Polycythemia Vera
Polycythemia vera is a myeloproliferative neoplasm in which a clonal stem-cell mutation drives sustained overproduction of red cells, and often white cells and platelets, raising the red-cell mass and blood viscosity. Almost all cases carry a JAK2 mutation, and the disease's chief hazards are thrombosis and, over the long term, progression to myelofibrosis or acute leukemia.
Definition
Polycythemia vera is a Philadelphia-chromosome-negative myeloproliferative neoplasm characterized by clonal, JAK2-mutation-driven overproduction of erythrocytes (with frequent granulocytosis and thrombocytosis) and an elevated red-cell mass, carrying an increased risk of thrombosis and of late transformation to myelofibrosis or acute myeloid leukemia.
Scope
This entry describes polycythemia vera as a disease entity: its molecular driver, the resulting increase in red-cell mass, its clinical hazards, and how it is classified. It is a reference and educational topic and does not provide treatment thresholds, target counts, or management advice for individual patients.
Key concepts
- Erythrocytosis and elevated red-cell mass
- JAK2 V617F and exon 12 mutations
- Low serum erythropoietin
- Increased blood viscosity
- Thrombosis risk
- Transformation to post-PV myelofibrosis and acute leukemia
- Distinction from secondary erythrocytosis
Mechanisms
In nearly all patients a somatic JAK2 mutation, most often V617F and in the remainder an exon 12 variant, constitutively activates JAK-STAT signalling in hematopoietic progenitors, rendering them hypersensitive to erythropoietin and other cytokines and driving erythroid overproduction independent of normal feedback (Kralovics, 2005). The expanded red-cell mass raises whole-blood viscosity and, together with qualitative platelet and leukocyte changes, predisposes to arterial and venous thrombosis. Because the drive is intrinsic rather than hypoxia-mediated, serum erythropoietin is characteristically low, distinguishing the disease from secondary erythrocytosis. Over years the clone may evolve toward a spent, fibrotic phase or to acute leukemia (Arber, 2016).
Clinical relevance
Polycythemia vera is a leading cause of true clonal erythrocytosis and an important consideration when a raised hemoglobin or hematocrit is found, particularly alongside thrombosis at unusual sites. This entry explains the disease and its natural history for reference; it does not give hematocrit targets or treatment recommendations for individual patients.
Epidemiology
Polycythemia vera is one of the classic myeloproliferative neoplasms, with an incidence on the order of one to two cases per hundred thousand people per year and a median age at diagnosis around the sixties; it is slightly more common in men. Thrombosis is the major early cause of morbidity, while transformation to myelofibrosis or acute leukemia accounts for much of the late mortality.
Evidence & guidelines
The World Health Organization criteria combine an elevated hemoglobin, hematocrit, or red-cell mass with a JAK2 mutation and characteristic marrow findings (Arber, 2016). A landmark randomized trial showed that maintaining a lower hematocrit target was associated with fewer cardiovascular events, establishing tight hematocrit control as a central principle of care (Marchioli, 2013), and a randomized trial of the JAK inhibitor ruxolitinib demonstrated benefit in patients resistant to or intolerant of hydroxyurea (Vannucchi, 2015).
History
The disease was described by Louis Henri Vaquez in 1892 and further characterized by William Osler, and for a century it was defined clinically by erythrocytosis with a raised red-cell mass. Its modern molecular understanding arrived in 2005 with the identification of the JAK2 V617F mutation in the great majority of cases, which transformed both diagnosis and classification (Kralovics, 2005). Subsequent randomized trials refined management principles such as hematocrit control and JAK inhibition (Marchioli, 2013; Vannucchi, 2015).
Debates
- How aggressively should the hematocrit be controlled?

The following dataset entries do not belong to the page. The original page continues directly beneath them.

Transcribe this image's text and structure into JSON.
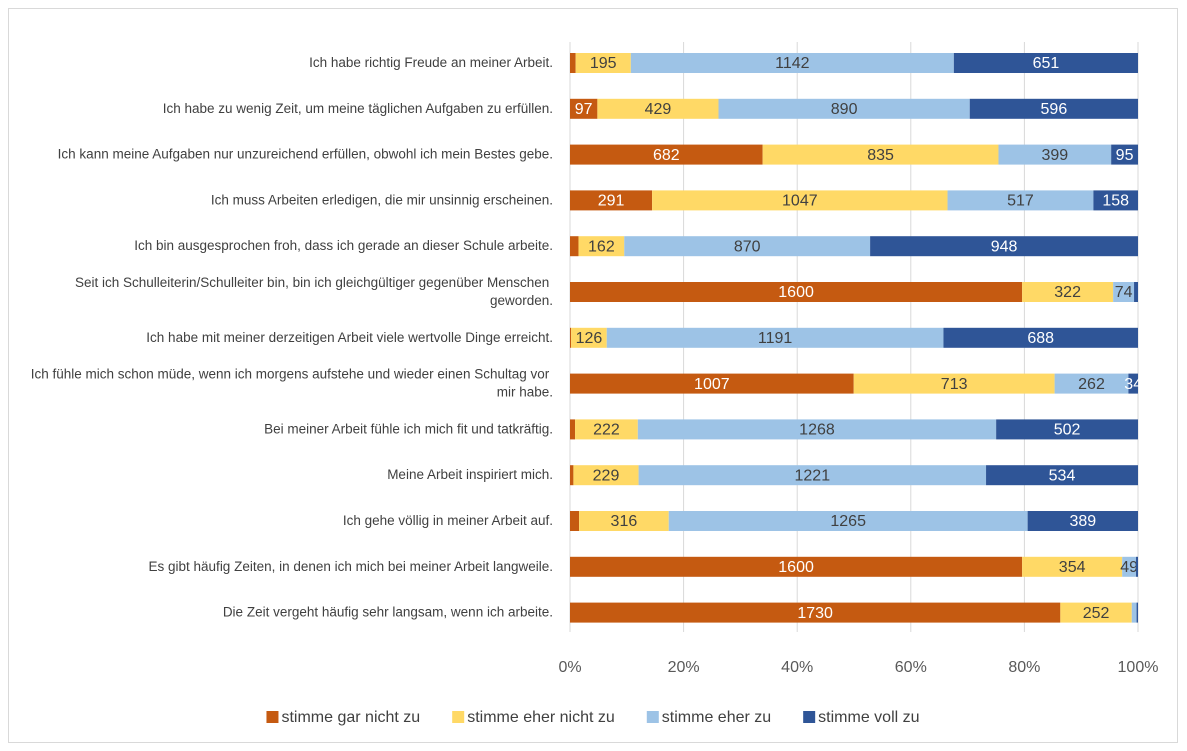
{
  "chart_data": {
    "type": "bar",
    "orientation": "horizontal",
    "stacked": "percent",
    "categories": [
      "Ich habe richtig Freude an meiner Arbeit.",
      "Ich habe zu wenig Zeit, um meine täglichen Aufgaben zu erfüllen.",
      "Ich kann meine Aufgaben nur unzureichend erfüllen, obwohl ich mein Bestes gebe.",
      "Ich muss Arbeiten erledigen, die mir unsinnig erscheinen.",
      "Ich bin ausgesprochen froh, dass ich gerade an dieser Schule arbeite.",
      "Seit ich Schulleiterin/Schulleiter bin, bin ich gleichgültiger gegenüber Menschen geworden.",
      "Ich habe mit meiner derzeitigen Arbeit viele wertvolle Dinge erreicht.",
      "Ich fühle mich schon müde, wenn ich morgens aufstehe und wieder einen Schultag vor mir habe.",
      "Bei meiner Arbeit fühle ich mich fit und tatkräftig.",
      "Meine Arbeit inspiriert mich.",
      "Ich gehe völlig in meiner Arbeit auf.",
      "Es gibt häufig Zeiten, in denen ich mich bei meiner Arbeit langweile.",
      "Die Zeit vergeht häufig sehr langsam, wenn ich arbeite."
    ],
    "series": [
      {
        "name": "stimme gar nicht zu",
        "color": "#c55a11",
        "values": [
          20,
          97,
          682,
          291,
          30,
          1600,
          4,
          1007,
          18,
          12,
          32,
          1600,
          1730
        ]
      },
      {
        "name": "stimme eher nicht zu",
        "color": "#ffd966",
        "values": [
          195,
          429,
          835,
          1047,
          162,
          322,
          126,
          713,
          222,
          229,
          316,
          354,
          252
        ]
      },
      {
        "name": "stimme eher zu",
        "color": "#9dc3e6",
        "values": [
          1142,
          890,
          399,
          517,
          870,
          74,
          1191,
          262,
          1268,
          1221,
          1265,
          49,
          17
        ]
      },
      {
        "name": "stimme voll zu",
        "color": "#2f5597",
        "values": [
          651,
          596,
          95,
          158,
          948,
          14,
          688,
          34,
          502,
          534,
          389,
          7,
          5
        ]
      }
    ],
    "xlim": [
      0,
      100
    ],
    "xticks": [
      {
        "value": 0,
        "label": "0%"
      },
      {
        "value": 20,
        "label": "20%"
      },
      {
        "value": 40,
        "label": "40%"
      },
      {
        "value": 60,
        "label": "60%"
      },
      {
        "value": 80,
        "label": "80%"
      },
      {
        "value": 100,
        "label": "100%"
      }
    ],
    "grid": true,
    "legend": "bottom"
  }
}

- A randomized comparison found fewer cardiovascular events with a stricter hematocrit target, supporting tight control, though the optimal threshold across patient subgroups remains a matter of ongoing study.
Key figures
- Louis Henri Vaquez
- William Osler
- Robert Kralovics
- Radek Skoda
- Roberto Marchioli
Related topics
Seminal works
- kralovics-2005
- marchioli-2013
- vannucchi-2015
Frequently asked questions
- How is polycythemia vera distinguished from other causes of a high hemoglobin?
- It is a clonal disease usually marked by a JAK2 mutation and a characteristically low serum erythropoietin, which separates it from secondary erythrocytosis driven by hypoxia or erythropoietin excess, where erythropoietin is normal or high.
- Why does polycythemia vera raise the risk of clots?
- The increased red-cell mass raises blood viscosity and, combined with qualitative changes in platelets and white cells, predisposes to both arterial and venous thrombosis, which is the disease's main early complication.